Recalé de peu par les Goncourt, plébiscité par les Renaudot, le Dr Louis-Ferdinand Destouches, alias Céline, a fait en 1932 une entrée fracassante dans la littérature française. Il n'en est pas sorti depuis, et n'en sortira que le jour où Villon, Rabelais, Lautréamont et Rimbaud en seront expulsés. Marcel Aymé, Henry Miller, Jean-Paul Sartre, Georges Simenon et bien d'autres ont dit ce qu'ils lui devaient. Avant Camus, avant Sartre, avant Beckett, il a cru à l'absurdité fondamentale de la condition humaine, il a mis tout son lyrisme et tout son humour à dire la détresse existentielle de l'homme.

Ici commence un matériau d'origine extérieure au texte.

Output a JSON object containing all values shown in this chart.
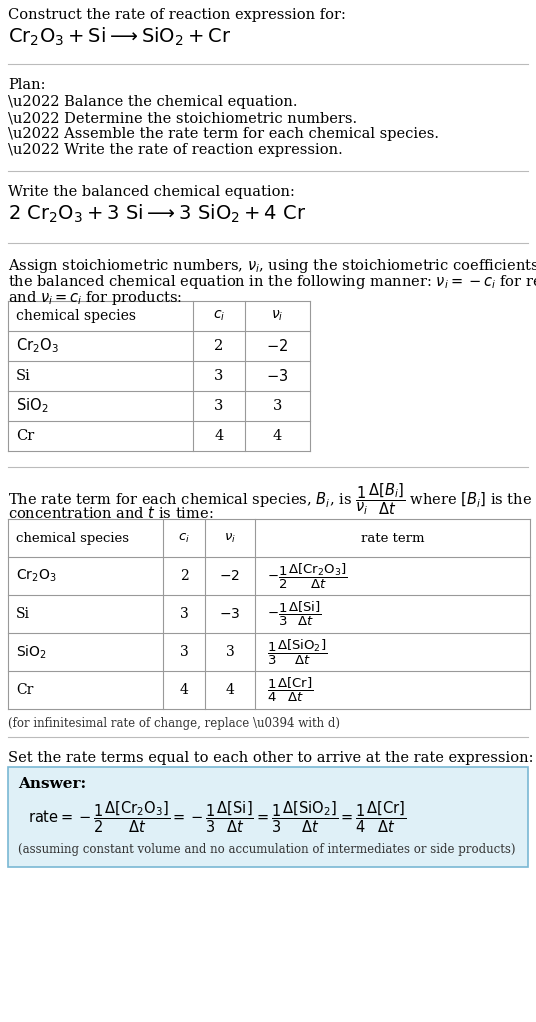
{
  "bg_color": "#ffffff",
  "separator_color": "#bbbbbb",
  "table_color": "#999999",
  "answer_bg": "#dff0f7",
  "answer_border": "#7ab8d4",
  "sections": {
    "header_line1": "Construct the rate of reaction expression for:",
    "header_line2_math": "$\\mathrm{Cr_2O_3 + Si \\longrightarrow SiO_2 + Cr}$",
    "plan_header": "Plan:",
    "plan_items": [
      "\\u2022 Balance the chemical equation.",
      "\\u2022 Determine the stoichiometric numbers.",
      "\\u2022 Assemble the rate term for each chemical species.",
      "\\u2022 Write the rate of reaction expression."
    ],
    "balanced_header": "Write the balanced chemical equation:",
    "balanced_math": "$\\mathrm{2\\ Cr_2O_3 + 3\\ Si \\longrightarrow 3\\ SiO_2 + 4\\ Cr}$",
    "stoich_line1": "Assign stoichiometric numbers, $\\nu_i$, using the stoichiometric coefficients, $c_i$, from",
    "stoich_line2": "the balanced chemical equation in the following manner: $\\nu_i = -c_i$ for reactants",
    "stoich_line3": "and $\\nu_i = c_i$ for products:",
    "table1_rows": [
      [
        "$\\mathrm{Cr_2O_3}$",
        "2",
        "$-2$"
      ],
      [
        "Si",
        "3",
        "$-3$"
      ],
      [
        "$\\mathrm{SiO_2}$",
        "3",
        "3"
      ],
      [
        "Cr",
        "4",
        "4"
      ]
    ],
    "rate_line1": "The rate term for each chemical species, $B_i$, is $\\dfrac{1}{\\nu_i}\\dfrac{\\Delta[B_i]}{\\Delta t}$ where $[B_i]$ is the amount",
    "rate_line2": "concentration and $t$ is time:",
    "table2_rows": [
      [
        "$\\mathrm{Cr_2O_3}$",
        "2",
        "$-2$",
        "$-\\dfrac{1}{2}\\dfrac{\\Delta[\\mathrm{Cr_2O_3}]}{\\Delta t}$"
      ],
      [
        "Si",
        "3",
        "$-3$",
        "$-\\dfrac{1}{3}\\dfrac{\\Delta[\\mathrm{Si}]}{\\Delta t}$"
      ],
      [
        "$\\mathrm{SiO_2}$",
        "3",
        "3",
        "$\\dfrac{1}{3}\\dfrac{\\Delta[\\mathrm{SiO_2}]}{\\Delta t}$"
      ],
      [
        "Cr",
        "4",
        "4",
        "$\\dfrac{1}{4}\\dfrac{\\Delta[\\mathrm{Cr}]}{\\Delta t}$"
      ]
    ],
    "infinitesimal": "(for infinitesimal rate of change, replace \\u0394 with d)",
    "set_equal": "Set the rate terms equal to each other to arrive at the rate expression:",
    "answer_label": "Answer:",
    "rate_expr": "$\\mathrm{rate} = -\\dfrac{1}{2}\\dfrac{\\Delta[\\mathrm{Cr_2O_3}]}{\\Delta t} = -\\dfrac{1}{3}\\dfrac{\\Delta[\\mathrm{Si}]}{\\Delta t} = \\dfrac{1}{3}\\dfrac{\\Delta[\\mathrm{SiO_2}]}{\\Delta t} = \\dfrac{1}{4}\\dfrac{\\Delta[\\mathrm{Cr}]}{\\Delta t}$",
    "assuming": "(assuming constant volume and no accumulation of intermediates or side products)"
  }
}
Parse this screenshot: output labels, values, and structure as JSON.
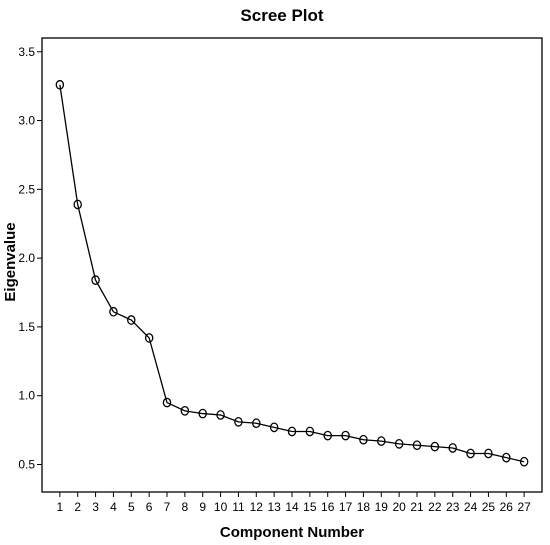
{
  "chart_data": {
    "type": "line",
    "title": "Scree Plot",
    "xlabel": "Component Number",
    "ylabel": "Eigenvalue",
    "x": [
      1,
      2,
      3,
      4,
      5,
      6,
      7,
      8,
      9,
      10,
      11,
      12,
      13,
      14,
      15,
      16,
      17,
      18,
      19,
      20,
      21,
      22,
      23,
      24,
      25,
      26,
      27
    ],
    "x_tick_labels": [
      "1",
      "2",
      "3",
      "4",
      "5",
      "6",
      "7",
      "8",
      "9",
      "10",
      "11",
      "12",
      "13",
      "14",
      "15",
      "16",
      "17",
      "18",
      "19",
      "20",
      "21",
      "22",
      "23",
      "24",
      "25",
      "26",
      "27"
    ],
    "y_tick_values": [
      0.5,
      1.0,
      1.5,
      2.0,
      2.5,
      3.0,
      3.5
    ],
    "y_tick_labels": [
      "0.5",
      "1.0",
      "1.5",
      "2.0",
      "2.5",
      "3.0",
      "3.5"
    ],
    "ylim": [
      0.3,
      3.6
    ],
    "xlim": [
      0,
      28
    ],
    "series": [
      {
        "values": [
          3.26,
          2.39,
          1.84,
          1.61,
          1.55,
          1.42,
          0.95,
          0.89,
          0.87,
          0.86,
          0.81,
          0.8,
          0.77,
          0.74,
          0.74,
          0.71,
          0.71,
          0.68,
          0.67,
          0.65,
          0.64,
          0.63,
          0.62,
          0.58,
          0.58,
          0.55,
          0.52
        ]
      }
    ],
    "marker": "open-circle",
    "grid": false,
    "legend": "none",
    "colors": {
      "line": "#000000",
      "background": "#ffffff"
    }
  }
}
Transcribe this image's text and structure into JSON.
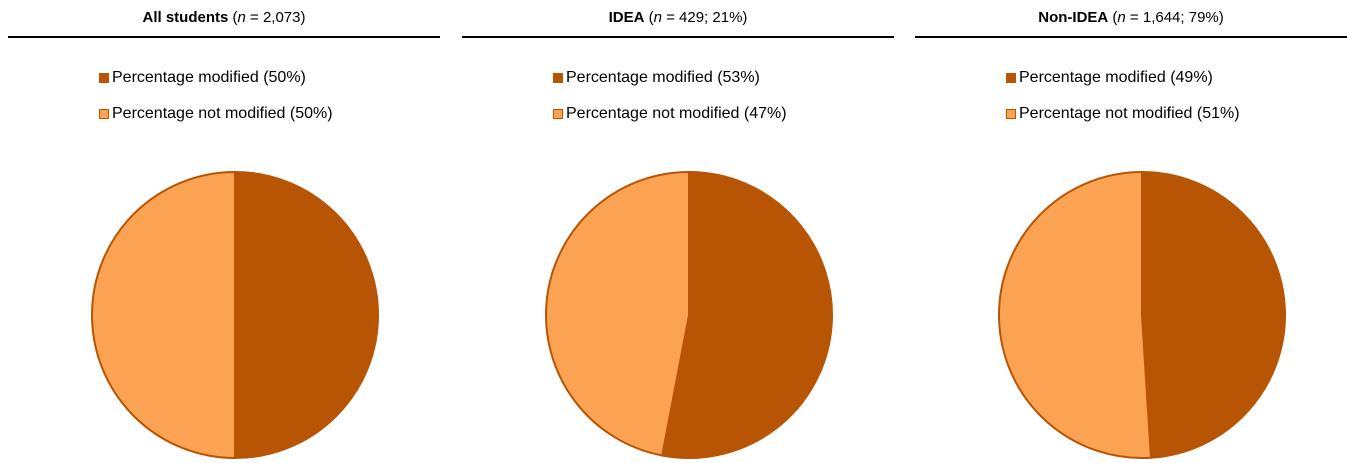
{
  "colors": {
    "modified": "#B85504",
    "not_modified": "#FBA353",
    "stroke": "#B85504"
  },
  "chart_data": [
    {
      "type": "pie",
      "title": {
        "bold": "All students",
        "n_label": "n",
        "rest": " = 2,073)"
      },
      "slices": [
        {
          "label": "Percentage modified (50%)",
          "value": 50,
          "color": "#B85504"
        },
        {
          "label": "Percentage not modified (50%)",
          "value": 50,
          "color": "#FBA353"
        }
      ]
    },
    {
      "type": "pie",
      "title": {
        "bold": "IDEA",
        "n_label": "n",
        "rest": " = 429; 21%)"
      },
      "slices": [
        {
          "label": "Percentage modified (53%)",
          "value": 53,
          "color": "#B85504"
        },
        {
          "label": "Percentage not modified (47%)",
          "value": 47,
          "color": "#FBA353"
        }
      ]
    },
    {
      "type": "pie",
      "title": {
        "bold": "Non-IDEA",
        "n_label": "n",
        "rest": " = 1,644; 79%)"
      },
      "slices": [
        {
          "label": "Percentage modified (49%)",
          "value": 49,
          "color": "#B85504"
        },
        {
          "label": "Percentage not modified (51%)",
          "value": 51,
          "color": "#FBA353"
        }
      ]
    }
  ]
}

Cependant, à mesure que l'écrivain grandit, que son ombre démesurée s'étend, vengeresse, sur ses épigones, l'homme, lui, ne cesse d'être rabaissé, méprisé, réduit à néant par ceux-là mêmes qui portent l'écrivain au pinacle. Seule une poignée d'inconscients inconditionnels, fidèles à la vision manichéenne du maître, s'entêtent à parler de conspiration. Il est clair aujourd'hui que l'homme qui est mort en 1961 en laissant derrière lui des oeuvres géniales comme Voyage au bout de la nuit, Mort à crédit ou Nord était un pauvre type, piètre penseur et mauvais vivant. Tout s'est passé comme si, volontairement ou non, Céline avait fait de sa vie personnelle un échec pour mieux réussir ce monument qu'est son oeuvre, comme s'il avait fait de lui-même le cobaye de sa vision inhumaine et apocalyptique du monde.
Le mauvais cheval
Né en 1894 dans une famille de petits commerçants pauvres, Louis-Ferdinand commence à travailler dès l'âge de 12 ans. Engagé volontaire en 1912, il sort de la guerre couvert de gloire, de décorations et de blessures, invalide à 75%, trépané (sic) et réformé. Il reprend alors ses études, passe son baccalauréat, fait sa médecine à Rennes, y épouse la fille du doyen de la faculté de Médecine. En 1924, il abandonne femme, petite fille, avenir assuré pour courir le monde : Angleterre, Cameroun, Etats-Unis, Canada, Cuba. Lorsqu'il s'installe, en 1928, comme médecin de banlieue à Clichy, il est lui-même malade : grand paludéen et dysentérique chronique. Le processus de désagrégation consentie est déjà commencé, qui le conduira à écrire à Léon Daudet, en 1932, cette phrase qui s'applique autant à sa personnalité d'homme qu'à sa personnalité d'écrivain : «Je ne me réjouis que dans le grotesque aux confins de la mort.»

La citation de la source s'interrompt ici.